Lying is one of the most useful and versatile tools in your parenting toolbox. We currently have only one child in the under-kindergarten category, but boy do I tell her some whoppers. For example, today I told her the reason I couldn’t take her to play at the park is that it was broken. I had a busy morning today. I had to drop off school forms, do the grocery shopping, visit the art supply store for a third grade project, and return our voice-activated tv remote to the god-forsaken Xfinity store. There was no room in the itinerary for a park date. But I can’t explain that to a two year old, so I lied.

“See that big truck there?” (pointing at a garbage truck). “That truck is going to the park to fix it. The park is broken.”

“Broken?” she asked from her car seat.

“Yes. A big kid didn’t wait his turn on the slide. He pushed past a little kid, and when he did that, he broke the park. Do we push in line?”

“No pushing,” she answered solemnly.

“So we’ll go to the park when it’s fixed, and we’ll stand in line nicely.”

“Okay.”

See how great that went? Not only did I avoid a tantrum because Mean Mommy would rather buy food than play on the swings, but I also snuck in a valuable lesson on slide etiquette. Bonus!

Of course, I could have been honest. I could have told her that I didn’t have time to take her to the park because of all the other tasks on my to-do list, but I chose to speak to her in terms she can appreciate. Toddlers understand “broken.” They break stuff constantly. This week alone, my darling angel has broken a picture frame, a towel rack, and the doorbell her brother had jerry-rigged to his bedroom door. “Broken” makes sense to her. “Mind-numbing errands,” not so much.

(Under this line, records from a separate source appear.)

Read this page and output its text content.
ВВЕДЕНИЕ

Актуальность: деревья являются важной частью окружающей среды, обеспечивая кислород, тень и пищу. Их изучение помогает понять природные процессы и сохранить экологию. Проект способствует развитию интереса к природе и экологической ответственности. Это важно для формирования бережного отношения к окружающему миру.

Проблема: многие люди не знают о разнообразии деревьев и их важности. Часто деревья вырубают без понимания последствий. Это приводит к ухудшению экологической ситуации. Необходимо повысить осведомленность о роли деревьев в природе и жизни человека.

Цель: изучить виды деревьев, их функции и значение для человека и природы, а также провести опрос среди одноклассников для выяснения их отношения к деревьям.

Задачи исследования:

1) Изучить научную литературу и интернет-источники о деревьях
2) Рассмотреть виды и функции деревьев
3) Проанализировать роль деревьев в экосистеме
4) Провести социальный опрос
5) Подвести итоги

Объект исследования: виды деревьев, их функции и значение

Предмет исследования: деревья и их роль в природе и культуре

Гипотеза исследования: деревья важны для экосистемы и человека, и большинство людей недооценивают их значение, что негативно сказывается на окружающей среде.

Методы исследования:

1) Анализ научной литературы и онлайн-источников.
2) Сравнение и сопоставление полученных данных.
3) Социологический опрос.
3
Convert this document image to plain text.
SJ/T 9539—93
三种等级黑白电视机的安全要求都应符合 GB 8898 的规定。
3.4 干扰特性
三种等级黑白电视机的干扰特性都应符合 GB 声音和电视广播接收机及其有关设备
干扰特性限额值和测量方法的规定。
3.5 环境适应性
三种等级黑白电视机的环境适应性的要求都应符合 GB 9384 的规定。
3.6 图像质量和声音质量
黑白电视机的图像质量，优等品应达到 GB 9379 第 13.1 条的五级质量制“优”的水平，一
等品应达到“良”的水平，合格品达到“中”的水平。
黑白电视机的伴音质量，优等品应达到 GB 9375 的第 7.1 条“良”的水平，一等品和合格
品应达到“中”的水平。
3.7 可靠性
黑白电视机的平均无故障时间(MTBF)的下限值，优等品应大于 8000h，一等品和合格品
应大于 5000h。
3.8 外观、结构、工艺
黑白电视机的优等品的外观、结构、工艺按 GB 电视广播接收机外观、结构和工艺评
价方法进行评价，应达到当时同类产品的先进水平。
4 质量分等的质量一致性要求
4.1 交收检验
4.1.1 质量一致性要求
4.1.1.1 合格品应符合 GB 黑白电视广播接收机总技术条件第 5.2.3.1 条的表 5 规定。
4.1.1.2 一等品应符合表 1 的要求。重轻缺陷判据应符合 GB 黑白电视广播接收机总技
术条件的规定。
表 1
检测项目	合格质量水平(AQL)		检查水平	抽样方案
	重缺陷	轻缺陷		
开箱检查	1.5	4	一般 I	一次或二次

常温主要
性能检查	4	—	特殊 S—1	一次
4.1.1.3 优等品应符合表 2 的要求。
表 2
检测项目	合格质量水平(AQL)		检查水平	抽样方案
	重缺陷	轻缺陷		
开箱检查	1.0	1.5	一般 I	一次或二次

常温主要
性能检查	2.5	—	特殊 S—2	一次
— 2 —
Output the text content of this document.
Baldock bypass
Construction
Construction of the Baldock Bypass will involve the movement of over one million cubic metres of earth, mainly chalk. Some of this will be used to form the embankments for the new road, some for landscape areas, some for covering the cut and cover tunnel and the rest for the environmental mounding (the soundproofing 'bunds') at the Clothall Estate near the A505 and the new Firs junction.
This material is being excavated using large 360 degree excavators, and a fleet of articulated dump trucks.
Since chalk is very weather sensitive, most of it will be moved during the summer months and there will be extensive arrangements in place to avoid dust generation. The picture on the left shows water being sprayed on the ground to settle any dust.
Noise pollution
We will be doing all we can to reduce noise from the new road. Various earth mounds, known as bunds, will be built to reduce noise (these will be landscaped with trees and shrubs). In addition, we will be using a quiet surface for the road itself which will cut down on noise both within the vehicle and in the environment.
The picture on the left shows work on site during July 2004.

Another classic I’ve used countless times I stole from a fellow parent before I even had kids. I was pregnant with my first baby, and I was teaching middle school at the time. You may not know this, but middle schoolers are practically bursting with sage parenting advice. Just ask them. They’ll talk your ear off. One kid gave me a great lie his mom had used on him when he was younger. “Whenever I heard the ice cream truck coming down my street, my mom would say, ‘Hear that song? That means the truck ran out of ice cream. Oh, that’s so sad. No ice cream in the truck today.’” I found this hilarious and vowed to use this fib when the occasion inevitably presented itself. I can now confirm that it works like a charm.

The trick to being a truly successful parental prevaricator is to lie quickly and convincingly. It’s more about lying with conviction than coming up with something really plausible.

“If you don’t wear your seatbelt, the police will put me in jail. You don’t want Mommy to go to jail, do you?”

“I don’t know where your disgusting, hole-riddled t-shirt went! I’ll look all over for it while you’re at school. Just put on something else for today.”

“There’s actually a limit to how many times we can watch Frozen on our TV. I tried to watch it earlier, but it won’t play anymore. I’m just as sad as you are about it.”

As my children have gotten older, I’ve phased out the fibbing. It’s a lot easier to explain things to a ten year old than a toddler. Not to mention the fact that I would appreciate honesty from my kids, and the only way to get that is to model it. But while they are small, I’m keeping my BS skills sharp. My former student didn’t seem too emotionally damaged from his mother’s duplicity and the utter lack of ice cream truck treats. When he reaches parenthood, he might just be grateful that he has a lie handy to diffuse a toddler meltdown and a sugar rush in one fell swoop. Bonus!